Red foxes are omnivores.
Winter and spring diet of red foxes:
- Cottontail rabbits.
- Ground squirrels.
- Large insects.
Summer diet of red foxes:
- Berries and fruits.
- Carcasses of dead hogs, sheep and cattle are eaten when possible.
- Small lambs, pigs and poultry are preyed upon by red foxes, but modern husbandry practices have reduced these losses.
More on red fox food habits:
- Foxes take foods most readily available.
- Prey populations (rabbit, quail, mice, etc.) fluctuate from year to year regardless of the number of fox present.
- Reduction of foxes has not resulted in measurable increases in small game populations.
- Where many kinds of foods are available in quantity, the proportions in the annual diet are about as follows: mammals (largely rabbits and mice), 45 percent; birds, 15 percent; insects, 20 percent; and vegetable matter (largely fleshy fruits), 20 percent.

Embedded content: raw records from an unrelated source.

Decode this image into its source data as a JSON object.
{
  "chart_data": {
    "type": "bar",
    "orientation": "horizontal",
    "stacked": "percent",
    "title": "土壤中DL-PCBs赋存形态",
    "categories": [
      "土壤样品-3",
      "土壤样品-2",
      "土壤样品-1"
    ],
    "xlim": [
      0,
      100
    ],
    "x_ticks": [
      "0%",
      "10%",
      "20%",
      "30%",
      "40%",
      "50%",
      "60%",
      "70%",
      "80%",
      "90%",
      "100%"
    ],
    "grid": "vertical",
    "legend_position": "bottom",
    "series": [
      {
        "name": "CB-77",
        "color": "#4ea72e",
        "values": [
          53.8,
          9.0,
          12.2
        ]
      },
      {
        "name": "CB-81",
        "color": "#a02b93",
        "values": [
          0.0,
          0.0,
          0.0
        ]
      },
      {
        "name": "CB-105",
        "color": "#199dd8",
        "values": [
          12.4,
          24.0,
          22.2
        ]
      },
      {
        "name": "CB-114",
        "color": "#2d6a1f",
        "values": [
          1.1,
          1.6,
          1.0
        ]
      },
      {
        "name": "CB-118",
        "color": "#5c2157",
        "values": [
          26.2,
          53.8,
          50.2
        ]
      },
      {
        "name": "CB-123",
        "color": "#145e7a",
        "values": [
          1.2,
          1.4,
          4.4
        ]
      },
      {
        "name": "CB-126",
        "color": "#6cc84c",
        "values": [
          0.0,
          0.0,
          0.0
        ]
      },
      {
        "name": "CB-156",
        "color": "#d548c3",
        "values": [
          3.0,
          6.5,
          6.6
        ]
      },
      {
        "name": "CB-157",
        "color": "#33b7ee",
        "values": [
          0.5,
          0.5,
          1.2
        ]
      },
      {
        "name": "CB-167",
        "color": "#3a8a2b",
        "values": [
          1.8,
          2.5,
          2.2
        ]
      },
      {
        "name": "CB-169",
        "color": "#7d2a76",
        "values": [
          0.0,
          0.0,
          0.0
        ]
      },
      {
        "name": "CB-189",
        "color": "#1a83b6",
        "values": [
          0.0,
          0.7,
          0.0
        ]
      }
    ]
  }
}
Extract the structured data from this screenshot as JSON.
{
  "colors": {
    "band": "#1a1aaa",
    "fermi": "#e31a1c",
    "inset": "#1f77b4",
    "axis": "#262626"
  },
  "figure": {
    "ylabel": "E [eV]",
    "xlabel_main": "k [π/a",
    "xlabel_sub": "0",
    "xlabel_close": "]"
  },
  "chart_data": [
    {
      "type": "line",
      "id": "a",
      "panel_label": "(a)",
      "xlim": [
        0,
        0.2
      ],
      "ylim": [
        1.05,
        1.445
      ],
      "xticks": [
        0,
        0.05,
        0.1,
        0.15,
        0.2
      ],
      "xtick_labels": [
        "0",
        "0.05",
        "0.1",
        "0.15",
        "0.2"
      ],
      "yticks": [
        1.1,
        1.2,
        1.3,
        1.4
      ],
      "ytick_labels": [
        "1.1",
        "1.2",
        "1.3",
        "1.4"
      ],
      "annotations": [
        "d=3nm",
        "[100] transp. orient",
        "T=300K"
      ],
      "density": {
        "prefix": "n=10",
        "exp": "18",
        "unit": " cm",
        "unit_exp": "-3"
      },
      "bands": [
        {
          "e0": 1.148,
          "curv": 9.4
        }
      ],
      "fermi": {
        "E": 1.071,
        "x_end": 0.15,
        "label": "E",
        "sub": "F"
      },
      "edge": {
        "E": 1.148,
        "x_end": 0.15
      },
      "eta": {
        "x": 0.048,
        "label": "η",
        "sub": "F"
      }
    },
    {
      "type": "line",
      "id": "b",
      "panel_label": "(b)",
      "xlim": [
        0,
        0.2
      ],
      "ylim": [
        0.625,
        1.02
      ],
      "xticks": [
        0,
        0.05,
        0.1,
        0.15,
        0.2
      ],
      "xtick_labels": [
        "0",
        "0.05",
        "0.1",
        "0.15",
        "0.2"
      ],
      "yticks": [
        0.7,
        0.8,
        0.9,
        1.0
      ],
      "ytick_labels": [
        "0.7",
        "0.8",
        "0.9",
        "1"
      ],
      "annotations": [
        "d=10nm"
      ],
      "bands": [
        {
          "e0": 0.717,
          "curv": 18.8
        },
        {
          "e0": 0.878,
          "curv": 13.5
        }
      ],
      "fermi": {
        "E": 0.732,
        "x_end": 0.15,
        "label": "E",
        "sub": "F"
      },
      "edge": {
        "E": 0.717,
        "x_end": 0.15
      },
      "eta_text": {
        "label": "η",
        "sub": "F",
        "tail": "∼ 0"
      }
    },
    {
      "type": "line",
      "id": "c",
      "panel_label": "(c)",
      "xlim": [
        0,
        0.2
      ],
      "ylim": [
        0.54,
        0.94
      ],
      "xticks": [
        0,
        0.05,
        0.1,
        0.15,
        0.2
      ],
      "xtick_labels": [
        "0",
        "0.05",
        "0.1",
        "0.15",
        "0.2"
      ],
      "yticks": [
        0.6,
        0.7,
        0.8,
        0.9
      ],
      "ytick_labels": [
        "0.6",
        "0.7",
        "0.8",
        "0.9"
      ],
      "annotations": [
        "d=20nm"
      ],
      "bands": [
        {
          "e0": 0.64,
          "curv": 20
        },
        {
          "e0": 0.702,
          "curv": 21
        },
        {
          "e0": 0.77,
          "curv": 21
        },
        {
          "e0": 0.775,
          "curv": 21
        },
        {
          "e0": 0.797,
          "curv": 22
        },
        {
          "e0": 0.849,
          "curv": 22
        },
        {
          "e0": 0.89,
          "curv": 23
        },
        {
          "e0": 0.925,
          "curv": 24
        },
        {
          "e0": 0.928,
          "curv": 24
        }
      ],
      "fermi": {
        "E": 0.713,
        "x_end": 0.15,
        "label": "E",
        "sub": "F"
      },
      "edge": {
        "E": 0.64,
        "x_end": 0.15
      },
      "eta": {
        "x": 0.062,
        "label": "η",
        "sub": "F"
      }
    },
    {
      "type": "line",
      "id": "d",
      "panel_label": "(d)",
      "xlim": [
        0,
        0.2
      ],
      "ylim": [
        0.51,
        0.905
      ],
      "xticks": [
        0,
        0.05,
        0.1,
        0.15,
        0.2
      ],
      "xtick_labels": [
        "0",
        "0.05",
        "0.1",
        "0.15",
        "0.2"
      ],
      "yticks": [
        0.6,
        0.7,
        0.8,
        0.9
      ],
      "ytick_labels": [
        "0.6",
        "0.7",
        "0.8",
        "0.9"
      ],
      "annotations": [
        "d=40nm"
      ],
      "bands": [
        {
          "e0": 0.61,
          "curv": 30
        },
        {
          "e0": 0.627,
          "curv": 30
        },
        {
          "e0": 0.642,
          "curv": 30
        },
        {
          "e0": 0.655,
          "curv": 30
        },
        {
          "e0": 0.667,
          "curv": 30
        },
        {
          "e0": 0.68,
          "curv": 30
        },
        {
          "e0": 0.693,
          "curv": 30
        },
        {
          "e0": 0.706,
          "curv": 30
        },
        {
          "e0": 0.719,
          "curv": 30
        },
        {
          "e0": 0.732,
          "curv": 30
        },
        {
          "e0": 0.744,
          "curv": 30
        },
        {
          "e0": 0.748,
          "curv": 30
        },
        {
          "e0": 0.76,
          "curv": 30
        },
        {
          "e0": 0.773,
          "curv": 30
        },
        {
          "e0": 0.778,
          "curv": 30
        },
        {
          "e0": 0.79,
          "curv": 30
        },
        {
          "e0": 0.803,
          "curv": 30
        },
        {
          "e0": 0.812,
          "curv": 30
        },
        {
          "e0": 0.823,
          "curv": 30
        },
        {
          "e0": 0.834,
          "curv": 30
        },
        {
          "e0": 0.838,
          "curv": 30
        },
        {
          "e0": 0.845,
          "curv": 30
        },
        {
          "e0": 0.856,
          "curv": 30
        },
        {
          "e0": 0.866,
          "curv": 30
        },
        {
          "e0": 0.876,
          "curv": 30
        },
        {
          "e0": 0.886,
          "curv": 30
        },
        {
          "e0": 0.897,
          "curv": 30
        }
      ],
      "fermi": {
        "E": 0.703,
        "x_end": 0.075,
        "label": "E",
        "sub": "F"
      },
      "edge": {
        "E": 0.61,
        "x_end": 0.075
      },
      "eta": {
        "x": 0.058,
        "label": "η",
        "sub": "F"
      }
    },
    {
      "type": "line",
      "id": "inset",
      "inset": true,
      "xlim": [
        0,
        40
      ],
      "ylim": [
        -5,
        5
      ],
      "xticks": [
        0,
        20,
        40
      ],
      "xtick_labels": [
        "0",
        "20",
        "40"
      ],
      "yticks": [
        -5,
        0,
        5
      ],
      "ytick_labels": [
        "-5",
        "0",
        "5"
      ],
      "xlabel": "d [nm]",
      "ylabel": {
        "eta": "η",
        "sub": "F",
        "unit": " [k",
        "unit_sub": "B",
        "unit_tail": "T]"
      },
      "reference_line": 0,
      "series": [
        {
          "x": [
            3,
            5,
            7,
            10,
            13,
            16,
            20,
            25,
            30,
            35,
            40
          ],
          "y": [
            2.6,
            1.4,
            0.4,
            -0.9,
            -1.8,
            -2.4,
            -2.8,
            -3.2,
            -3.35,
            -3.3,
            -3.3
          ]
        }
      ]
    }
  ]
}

Red foxes do not require specialized habitat management due to their adaptability and tolerance of human activity. They are protected from hunting and trapping when the young are born and learning to survive. They are recognized as an important component of Indiana's wildlife community due to their effectiveness as predators in controlling small mammals, and they are an important animal in Indiana's fur harvest.
Both hunting and trapping are allowed for red foxes. Rules and regulations can be found in the Hunting and Trapping Guide.
Although red foxes are suspicious creatures, a well-constructed dirt hole set often leads to their downfall. If care is taken to initiate the burial site of a cache of food, and if steps are taken to eliminate the telltale scent of man or trap, this set results in an ample stack of red fox pelts. There is an art to consistent success in fox trapping, and there are many Hoosiers who have learned these skills.
Trapping is an effective fox population control method.
How to prevent and control fox problems
Construct net wire fences with openings of 3 inches or less to exclude red foxes from an area. Bury the bottom of the fence 1 to 2 feet with an apron of net wire extending at least 12 inches outward from the bottom. A top or roof of net wire may also be needed to keep some foxes out of a garden or other small area. A 3-wire electric fence with wires spaced 6 inches, 12 inches, and 18 inches above the ground can help repel foxes. Combination fences with net and electric wires can also be effective.
Flashing lights, such as a strobe light, can provide temporary protection in a small area or near livestock or poultry enclosures. A combination of lights and frightening devices such as radios and timed tape recordings are likely to provide better protection.
Resident landowners and tenants can live-trap a red fox that is causing damage on their own property without a permit from the DNR. The fox must be euthanized or released within the county of capture on property in which you have permission. In order to prevent the spread of disease, the DNR encourages homeowners to safely and humanely euthanize the foxes, if possible. Legal foot-hold traps are more effective than a live cage trap when trapping adult foxes. If you do not want to trap the fox yourself, contact a licensed nuisance wild animal control operator.
Fox depredation is most common during the spring when the adults are raising their young. Damage can be reduced or eliminated by locating and removing the young foxes from the den (usually under a shed or barn). Once the foxes are removed from a den, be sure to cover the entrance to prevent it from being used again. Foxes have been known to return to the same area to raise their young each year.